Additionally, concerns about an oversupply in the market also dragged down prices.
All eyes on OPEC+ meeting
The Organization of the Petroleum Exporting Countries and allies are scheduled to hold a ministerial-level meeting on Thursday. The meeting was originally scheduled for Sunday.
Uncertainties remain surrounding the meeting as traders speculated about the reasons for such a delay.
However, experts believe that oil prices are expected to trade in a narrow range ahead of the OPEC+ meeting.
Analysts at ING Group said in a note:
A handful of OPEC+ members are set to gradually bring 2.2m b/d of supply back onto the market next year. However, the oil balance does not need this additional supply as it will push the market into a large surplus.
“The challenge is that the group needs to find a balance between trying to support the market and limiting its loss in market share. Complicating matters still further, some members are still failing to stick to their agreed production levels,” ING analysts added.
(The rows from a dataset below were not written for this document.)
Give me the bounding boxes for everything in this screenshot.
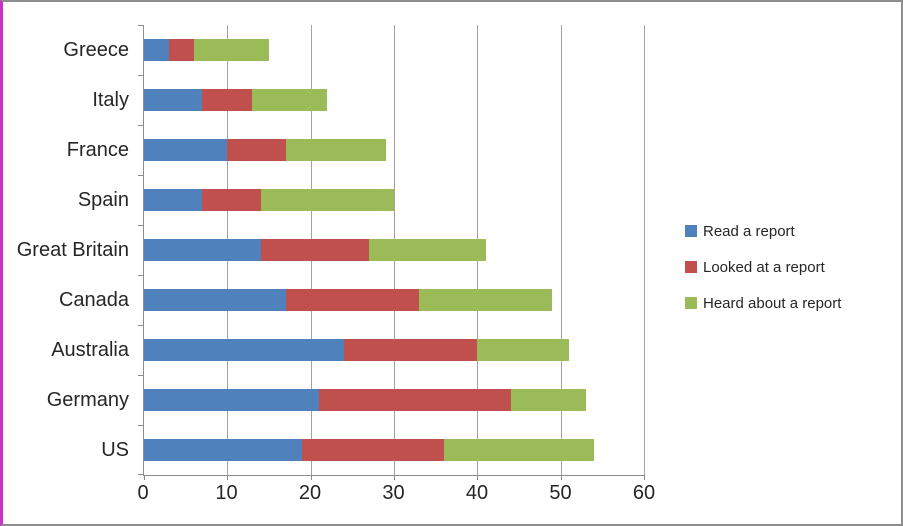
bar-segment (169, 39, 194, 61)
legend-swatch-icon (685, 225, 697, 237)
stacked-bar (144, 89, 644, 111)
bar-segment (510, 389, 586, 411)
bar-row (144, 75, 644, 125)
bar-segment (144, 439, 303, 461)
legend-label: Heard about a report (703, 294, 842, 312)
category-label: Australia (51, 338, 129, 361)
legend-item: Looked at a report (685, 249, 841, 285)
bar-segment (477, 338, 569, 361)
category-label: Canada (58, 289, 129, 311)
bar-row (144, 275, 644, 325)
x-tick-label: 20 (298, 482, 322, 504)
bar-segment (285, 289, 419, 311)
x-tick-label: 0 (137, 482, 149, 504)
x-axis-tick-labels: 0 10 20 30 40 50 60 (137, 482, 655, 505)
y-axis-tick-mark (138, 25, 144, 26)
stacked-bar (144, 338, 644, 361)
bar-segment (443, 439, 594, 461)
y-axis-tick-mark (138, 224, 144, 226)
bar-segment (252, 89, 328, 111)
x-tick-label: 40 (465, 482, 489, 504)
x-tick-label: 10 (215, 482, 238, 504)
bar-segment (319, 389, 511, 411)
category-label: Spain (77, 188, 129, 211)
bar-segment (144, 239, 261, 261)
category-label: France (66, 139, 129, 161)
x-axis-tick-mark (560, 475, 562, 480)
legend-item: Read a report (685, 213, 841, 249)
y-axis-tick-mark (138, 474, 144, 475)
bar-segment (227, 139, 286, 161)
legend-label: Read a report (703, 222, 795, 240)
bar-row (144, 125, 644, 175)
y-axis-tick-mark (138, 324, 144, 326)
bar-segment (202, 188, 261, 211)
bar-segment (144, 89, 203, 111)
gridline (560, 25, 562, 475)
stacked-bar (144, 289, 644, 311)
bar-segment (368, 239, 486, 261)
y-axis-tick-mark (138, 124, 144, 126)
y-axis-tick-mark (138, 424, 144, 426)
category-label: Italy (92, 89, 129, 111)
bar-segment (344, 338, 478, 361)
bar-segment (144, 289, 286, 311)
legend-label: Looked at a report (703, 258, 825, 276)
bar-segment (144, 389, 319, 411)
legend-swatch-icon (685, 261, 697, 273)
y-axis-tick-mark (138, 275, 144, 276)
category-label: Greece (63, 39, 129, 61)
bar-segment (285, 139, 386, 161)
x-tick-label: 50 (549, 482, 572, 504)
bar-segment (144, 39, 169, 61)
bar-row (144, 325, 644, 375)
stacked-bar (144, 39, 644, 61)
legend-item: Heard about a report (685, 285, 841, 321)
x-axis-tick-mark (310, 475, 312, 480)
bar-segment (302, 439, 444, 461)
x-axis-tick-mark (644, 475, 645, 480)
bar-segment (260, 239, 369, 261)
bar-segment (194, 39, 269, 61)
stacked-bar (144, 239, 644, 261)
x-tick-label: 30 (382, 482, 405, 504)
x-axis-tick-mark (394, 475, 395, 480)
bar-row (144, 375, 644, 425)
bar-row (144, 425, 644, 475)
stacked-bar (144, 139, 644, 161)
bar-row (144, 175, 644, 225)
y-axis-tick-mark (138, 174, 144, 176)
stacked-bar (144, 389, 644, 411)
stacked-bar (144, 188, 644, 211)
y-axis-tick-mark (138, 74, 144, 76)
category-label: Germany (46, 389, 129, 411)
x-tick-label: 60 (632, 482, 656, 504)
legend-swatch-icon (685, 297, 697, 309)
x-axis-tick-mark (227, 475, 229, 480)
category-label: Great Britain (16, 239, 129, 261)
x-axis-tick-mark (144, 475, 145, 480)
y-axis-tick-mark (138, 375, 144, 376)
x-axis-tick-mark (477, 475, 479, 480)
bar-segment (144, 188, 203, 211)
bar-segment (418, 289, 553, 311)
y-axis-category-labels: Greece Italy France Spain Great Britain Canad… (3, 25, 129, 475)
bar-segment (144, 338, 344, 361)
category-label: US (101, 439, 129, 461)
plot-area (138, 25, 645, 480)
stacked-bar (144, 439, 644, 461)
bar-segment (144, 139, 228, 161)
legend: Read a report Looked at a report Heard abo… (685, 213, 841, 321)
bar-row (144, 225, 644, 275)
bar-segment (260, 188, 394, 211)
bar-segment (202, 89, 253, 111)
gridline (644, 25, 645, 475)
bar-row (144, 25, 644, 75)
The International Energy Agency expects a significant supply overhang next year in the oil market even without OPEC’s planned production increase from January.
Crude technical forecast
“Geopolitical instability and shifting production strategies continue to shape energy markets, emphasizing a volatile yet pivotal period ahead,” Arslan Ali, derivatives analyst at FXempire.com said in a note.
Immediate resistance for WTI crude prices are seen at $68.95 and $69.34, according to Ali.
Source: TradingView
According to Reliance Securities, the WTI January contract is currently trading above the pivot point of $68.57 per barrel.
The brokerage sees support for the contract at $67.45, followed by $$66.75.
As for Brent, support is seen at $71.75 per barrel, while resistance at $72.91, followed by $73.31, according to FXempire’s Ali.